I do my things, I don’t expect anything, and when I discover that he has left a new note in the messaging system – while I was going on Facebook simply to tell my friend Véro about my day in voice messages – I I have the impression of being transported to the steps of someone who received a letter from her husband in the 1940s.

(The difference is that I didn’t see the postman arriving on Gravelle Road.)

Well, OK, I’m exaggerating a bit, but the fact remains that letters are treasures. Because, when we give little news, we choose what we give.

I still allowed myself to distract him once, on Easter Day, with a cocoonery (mixture of cocoon, coconut and crap). I typed ” Good morning my coconut » in a translator I found on Google, and I sent him the resulting Japanese symbols. Monsieur may be on vacation, but he still has a brain (and access to Google).

A few minutes later, I received the first message in Japanese of my life:

富士山よりも高く君を愛している

All I had to do was copy and paste the text into the translator to discover this wonderful sentence: I love you higher than Mt. Fuji.

I laughed a lot.

***

We were never “boring” people in my family. Even the times when I was away from home for a long time when I was young, I have no memory of missing my mother to the point of tears, for example. And the latter, like me, never demanded that I give news at specific times. We respect everyone’s schedule and impulses.
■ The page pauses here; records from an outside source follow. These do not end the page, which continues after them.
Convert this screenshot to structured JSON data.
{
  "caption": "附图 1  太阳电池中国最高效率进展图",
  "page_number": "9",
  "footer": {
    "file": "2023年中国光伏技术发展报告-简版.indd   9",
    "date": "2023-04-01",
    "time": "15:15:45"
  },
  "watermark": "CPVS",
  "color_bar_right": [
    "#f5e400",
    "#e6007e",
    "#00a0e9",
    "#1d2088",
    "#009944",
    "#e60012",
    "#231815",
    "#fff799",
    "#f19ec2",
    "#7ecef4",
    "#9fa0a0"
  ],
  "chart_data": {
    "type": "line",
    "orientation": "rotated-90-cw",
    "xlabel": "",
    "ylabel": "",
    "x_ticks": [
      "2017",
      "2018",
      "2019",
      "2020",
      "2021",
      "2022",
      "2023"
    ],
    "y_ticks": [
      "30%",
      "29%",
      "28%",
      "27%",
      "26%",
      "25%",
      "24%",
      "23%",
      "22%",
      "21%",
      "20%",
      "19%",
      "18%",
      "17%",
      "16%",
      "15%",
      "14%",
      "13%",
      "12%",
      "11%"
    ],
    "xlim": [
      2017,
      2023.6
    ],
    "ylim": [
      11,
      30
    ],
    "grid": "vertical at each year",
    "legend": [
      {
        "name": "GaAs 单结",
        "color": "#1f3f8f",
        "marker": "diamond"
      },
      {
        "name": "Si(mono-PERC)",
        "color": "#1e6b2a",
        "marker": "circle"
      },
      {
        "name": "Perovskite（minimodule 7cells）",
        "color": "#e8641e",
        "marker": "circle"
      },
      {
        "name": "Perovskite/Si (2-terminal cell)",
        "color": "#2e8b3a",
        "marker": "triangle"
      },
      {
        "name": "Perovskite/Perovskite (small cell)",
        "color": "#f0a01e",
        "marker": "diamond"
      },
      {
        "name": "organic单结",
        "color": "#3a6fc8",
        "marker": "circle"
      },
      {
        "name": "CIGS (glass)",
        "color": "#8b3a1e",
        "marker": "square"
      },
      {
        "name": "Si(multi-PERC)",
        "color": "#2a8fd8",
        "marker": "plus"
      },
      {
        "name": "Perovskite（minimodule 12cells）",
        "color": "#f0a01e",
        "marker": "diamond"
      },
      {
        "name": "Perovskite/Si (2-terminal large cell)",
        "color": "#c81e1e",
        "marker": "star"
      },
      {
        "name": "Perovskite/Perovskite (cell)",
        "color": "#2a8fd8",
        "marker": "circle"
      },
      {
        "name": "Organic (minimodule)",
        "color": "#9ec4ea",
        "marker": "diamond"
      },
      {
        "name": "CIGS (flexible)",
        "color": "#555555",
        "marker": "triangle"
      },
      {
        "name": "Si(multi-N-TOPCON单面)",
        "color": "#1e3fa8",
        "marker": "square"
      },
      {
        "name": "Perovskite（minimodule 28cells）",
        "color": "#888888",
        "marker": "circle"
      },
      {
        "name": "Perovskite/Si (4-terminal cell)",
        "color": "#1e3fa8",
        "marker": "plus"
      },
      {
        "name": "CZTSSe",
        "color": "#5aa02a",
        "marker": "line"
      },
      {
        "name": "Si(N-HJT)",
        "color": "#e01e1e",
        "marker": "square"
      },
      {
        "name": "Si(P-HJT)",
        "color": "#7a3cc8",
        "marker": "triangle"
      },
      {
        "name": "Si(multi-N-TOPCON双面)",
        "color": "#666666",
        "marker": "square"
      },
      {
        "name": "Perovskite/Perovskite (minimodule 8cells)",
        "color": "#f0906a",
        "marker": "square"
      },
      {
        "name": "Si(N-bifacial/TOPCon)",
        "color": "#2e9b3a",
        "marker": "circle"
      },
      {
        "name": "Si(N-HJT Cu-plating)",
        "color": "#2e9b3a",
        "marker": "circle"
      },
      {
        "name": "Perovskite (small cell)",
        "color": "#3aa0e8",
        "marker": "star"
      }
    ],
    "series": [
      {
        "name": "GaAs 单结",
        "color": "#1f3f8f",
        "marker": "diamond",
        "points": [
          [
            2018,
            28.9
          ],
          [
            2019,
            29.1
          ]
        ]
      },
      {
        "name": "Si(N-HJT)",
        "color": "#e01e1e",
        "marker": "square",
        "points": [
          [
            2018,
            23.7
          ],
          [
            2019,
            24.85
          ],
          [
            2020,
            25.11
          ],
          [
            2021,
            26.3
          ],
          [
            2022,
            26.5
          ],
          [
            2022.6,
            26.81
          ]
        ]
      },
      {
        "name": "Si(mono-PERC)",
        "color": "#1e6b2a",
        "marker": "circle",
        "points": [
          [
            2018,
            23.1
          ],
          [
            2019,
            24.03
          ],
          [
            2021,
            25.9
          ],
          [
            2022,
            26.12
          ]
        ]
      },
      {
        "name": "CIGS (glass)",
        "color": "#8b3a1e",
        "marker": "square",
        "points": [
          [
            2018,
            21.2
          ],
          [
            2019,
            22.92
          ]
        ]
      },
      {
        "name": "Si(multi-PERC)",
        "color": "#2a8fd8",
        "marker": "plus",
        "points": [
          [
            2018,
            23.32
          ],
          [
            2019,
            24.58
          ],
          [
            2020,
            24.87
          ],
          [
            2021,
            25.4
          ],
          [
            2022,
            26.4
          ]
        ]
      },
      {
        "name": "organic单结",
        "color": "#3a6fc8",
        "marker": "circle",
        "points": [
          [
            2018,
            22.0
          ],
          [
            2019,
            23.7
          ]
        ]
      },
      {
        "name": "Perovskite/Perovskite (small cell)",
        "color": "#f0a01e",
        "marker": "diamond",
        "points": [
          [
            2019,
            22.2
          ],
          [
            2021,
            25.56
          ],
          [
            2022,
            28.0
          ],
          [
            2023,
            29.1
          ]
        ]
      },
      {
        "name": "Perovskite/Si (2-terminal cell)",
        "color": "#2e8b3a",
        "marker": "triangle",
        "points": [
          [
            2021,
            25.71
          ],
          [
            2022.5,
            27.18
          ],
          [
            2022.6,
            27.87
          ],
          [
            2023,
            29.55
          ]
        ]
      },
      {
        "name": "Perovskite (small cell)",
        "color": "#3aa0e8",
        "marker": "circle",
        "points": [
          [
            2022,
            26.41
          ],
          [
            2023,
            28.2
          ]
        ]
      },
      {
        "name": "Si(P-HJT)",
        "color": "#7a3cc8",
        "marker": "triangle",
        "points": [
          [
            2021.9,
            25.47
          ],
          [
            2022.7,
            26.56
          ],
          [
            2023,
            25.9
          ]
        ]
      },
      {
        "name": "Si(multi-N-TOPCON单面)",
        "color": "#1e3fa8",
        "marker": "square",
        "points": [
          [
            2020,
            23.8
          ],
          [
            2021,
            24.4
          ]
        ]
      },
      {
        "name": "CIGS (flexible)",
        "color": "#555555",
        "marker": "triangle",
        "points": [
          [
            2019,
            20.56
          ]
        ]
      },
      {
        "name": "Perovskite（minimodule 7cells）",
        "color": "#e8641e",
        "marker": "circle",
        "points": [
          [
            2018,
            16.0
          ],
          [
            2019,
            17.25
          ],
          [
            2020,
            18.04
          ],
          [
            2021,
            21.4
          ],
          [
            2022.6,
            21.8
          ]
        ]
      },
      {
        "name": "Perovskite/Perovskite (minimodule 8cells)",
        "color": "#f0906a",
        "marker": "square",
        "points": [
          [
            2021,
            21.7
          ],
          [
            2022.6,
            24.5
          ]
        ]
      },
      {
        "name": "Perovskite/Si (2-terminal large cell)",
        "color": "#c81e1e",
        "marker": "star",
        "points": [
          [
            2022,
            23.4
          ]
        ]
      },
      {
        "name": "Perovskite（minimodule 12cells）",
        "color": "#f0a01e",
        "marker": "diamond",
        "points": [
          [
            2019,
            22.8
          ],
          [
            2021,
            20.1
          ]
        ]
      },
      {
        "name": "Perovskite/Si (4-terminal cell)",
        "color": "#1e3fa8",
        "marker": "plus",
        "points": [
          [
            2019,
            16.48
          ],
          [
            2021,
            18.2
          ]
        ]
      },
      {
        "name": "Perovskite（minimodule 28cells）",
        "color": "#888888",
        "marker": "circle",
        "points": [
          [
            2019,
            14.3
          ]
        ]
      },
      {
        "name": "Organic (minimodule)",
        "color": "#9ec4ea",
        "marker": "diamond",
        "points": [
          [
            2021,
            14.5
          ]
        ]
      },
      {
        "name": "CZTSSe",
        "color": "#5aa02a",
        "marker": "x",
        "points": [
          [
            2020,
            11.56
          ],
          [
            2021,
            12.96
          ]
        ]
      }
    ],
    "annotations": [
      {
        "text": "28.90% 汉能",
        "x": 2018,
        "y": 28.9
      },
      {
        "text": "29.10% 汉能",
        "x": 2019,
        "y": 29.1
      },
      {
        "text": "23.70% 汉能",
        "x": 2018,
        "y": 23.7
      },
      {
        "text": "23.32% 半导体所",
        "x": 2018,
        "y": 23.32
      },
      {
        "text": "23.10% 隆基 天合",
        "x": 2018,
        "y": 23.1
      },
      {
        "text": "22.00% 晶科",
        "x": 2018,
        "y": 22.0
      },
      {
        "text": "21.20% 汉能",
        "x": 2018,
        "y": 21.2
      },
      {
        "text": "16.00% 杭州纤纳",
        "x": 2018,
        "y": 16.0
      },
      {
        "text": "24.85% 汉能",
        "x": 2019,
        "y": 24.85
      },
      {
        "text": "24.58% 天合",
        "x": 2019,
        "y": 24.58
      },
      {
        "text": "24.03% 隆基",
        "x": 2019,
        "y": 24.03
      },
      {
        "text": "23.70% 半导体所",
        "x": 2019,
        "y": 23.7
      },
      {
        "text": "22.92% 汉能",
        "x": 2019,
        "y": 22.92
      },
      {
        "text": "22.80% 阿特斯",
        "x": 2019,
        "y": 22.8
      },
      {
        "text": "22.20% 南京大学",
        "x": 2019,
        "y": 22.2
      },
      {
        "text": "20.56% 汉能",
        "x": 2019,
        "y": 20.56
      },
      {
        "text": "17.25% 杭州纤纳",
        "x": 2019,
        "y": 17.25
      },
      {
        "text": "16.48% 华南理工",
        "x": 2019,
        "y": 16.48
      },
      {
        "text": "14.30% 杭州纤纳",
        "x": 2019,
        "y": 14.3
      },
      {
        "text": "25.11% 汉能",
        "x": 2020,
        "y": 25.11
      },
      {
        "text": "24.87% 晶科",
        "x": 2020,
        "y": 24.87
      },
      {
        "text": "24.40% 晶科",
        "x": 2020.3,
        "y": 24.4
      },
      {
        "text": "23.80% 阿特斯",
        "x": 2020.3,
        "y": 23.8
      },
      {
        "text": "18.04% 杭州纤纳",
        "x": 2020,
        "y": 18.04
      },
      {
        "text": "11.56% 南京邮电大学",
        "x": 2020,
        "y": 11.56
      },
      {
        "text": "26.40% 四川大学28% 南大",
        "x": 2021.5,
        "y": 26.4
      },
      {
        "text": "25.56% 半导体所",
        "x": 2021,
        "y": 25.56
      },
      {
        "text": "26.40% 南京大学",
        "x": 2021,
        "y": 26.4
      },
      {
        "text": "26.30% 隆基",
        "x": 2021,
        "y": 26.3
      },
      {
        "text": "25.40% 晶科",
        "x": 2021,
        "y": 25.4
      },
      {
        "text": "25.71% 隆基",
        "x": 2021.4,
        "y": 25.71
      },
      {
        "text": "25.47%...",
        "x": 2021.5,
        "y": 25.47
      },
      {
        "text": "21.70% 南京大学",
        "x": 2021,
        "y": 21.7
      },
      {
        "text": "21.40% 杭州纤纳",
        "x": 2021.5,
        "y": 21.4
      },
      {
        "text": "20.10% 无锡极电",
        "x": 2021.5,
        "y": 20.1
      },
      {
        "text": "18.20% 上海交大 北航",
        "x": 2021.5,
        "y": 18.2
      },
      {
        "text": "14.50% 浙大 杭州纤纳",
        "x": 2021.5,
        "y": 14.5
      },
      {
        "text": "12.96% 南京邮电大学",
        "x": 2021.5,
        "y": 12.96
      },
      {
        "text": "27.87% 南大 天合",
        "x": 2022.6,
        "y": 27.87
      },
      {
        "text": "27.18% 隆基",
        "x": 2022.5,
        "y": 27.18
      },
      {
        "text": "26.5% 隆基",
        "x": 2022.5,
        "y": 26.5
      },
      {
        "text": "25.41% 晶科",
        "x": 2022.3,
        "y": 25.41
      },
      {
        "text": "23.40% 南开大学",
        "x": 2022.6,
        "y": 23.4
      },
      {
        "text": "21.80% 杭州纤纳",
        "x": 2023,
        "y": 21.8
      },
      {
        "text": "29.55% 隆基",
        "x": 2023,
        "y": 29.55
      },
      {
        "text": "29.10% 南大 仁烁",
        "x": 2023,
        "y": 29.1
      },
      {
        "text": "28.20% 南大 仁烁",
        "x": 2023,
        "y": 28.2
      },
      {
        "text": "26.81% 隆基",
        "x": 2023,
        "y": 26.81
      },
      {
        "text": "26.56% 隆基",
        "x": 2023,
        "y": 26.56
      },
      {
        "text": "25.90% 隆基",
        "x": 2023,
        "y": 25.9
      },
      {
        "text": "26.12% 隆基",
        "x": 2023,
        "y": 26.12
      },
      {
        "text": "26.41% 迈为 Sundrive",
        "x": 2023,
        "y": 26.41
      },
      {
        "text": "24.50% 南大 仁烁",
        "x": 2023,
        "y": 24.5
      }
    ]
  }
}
Not to mention that there is always something to do and that alone time also has its benefits and uses.

The people I love know it: no matter the distance, I rarely get bored. But I think about them constantly and they are in me.

My lover will in turn, in any case, have no choice but to think of me at least once a day, or at least when he goes to a restaurant. If he often made fun of my habit of asking guests to take off their shoes before entering my home, whether on a holiday or a normal day, he now has to do it there too!

“Always eat naked,” writes the man who now eats raw fish, rice and bamboo shoots even at lunch. And no shoes in the rented apartments either. Like I won’t be the only one anymore weirdoaccording to him, to have clothes reserved for the outside and others for the inside.

Nor the only one to eat as low as possible.

Would I be a Japanese at heart?

***

Halfway through, I asked him to name one thing he likes about his trip. He chose to speak to me about silence:

The one who reigns everywhere during the day.

Dead calm.

Japanese people don’t talk on the subway, not even on the phone. Nor in the street to go to work… No horns for cars, which are mainly electric or hybrid. Which means that at a busy intersection in the morning, you can’t hear anything.

Just the birds.

I don’t know Japanese birds and I don’t know if they are different from ours. But on the other side of the world, reading these words, I heard them. I saw the crossroads and I heard these birds.

And is there anything you don’t like?

I would say the lines on the ground.

They are everywhere in the metro and on public transport. There is meaning for everything.

No freedom of movement in these places where,

if you have the misfortune to contravene the meaning indicated or cut briefly

the rapid flow of travelers, the old gentlemen grumble.

If there is a line that takes you back to Quebec in the spring, I won’t complain. The cherry trees are usually only in bloom in May at the Botanical Gardens anyway.

When you listen carefully, and when you’re not on your cell phone, there are no birds or flowers to miss.

But if I see you take off your shoes and order me tea at the Café Olimpico, parixemp’.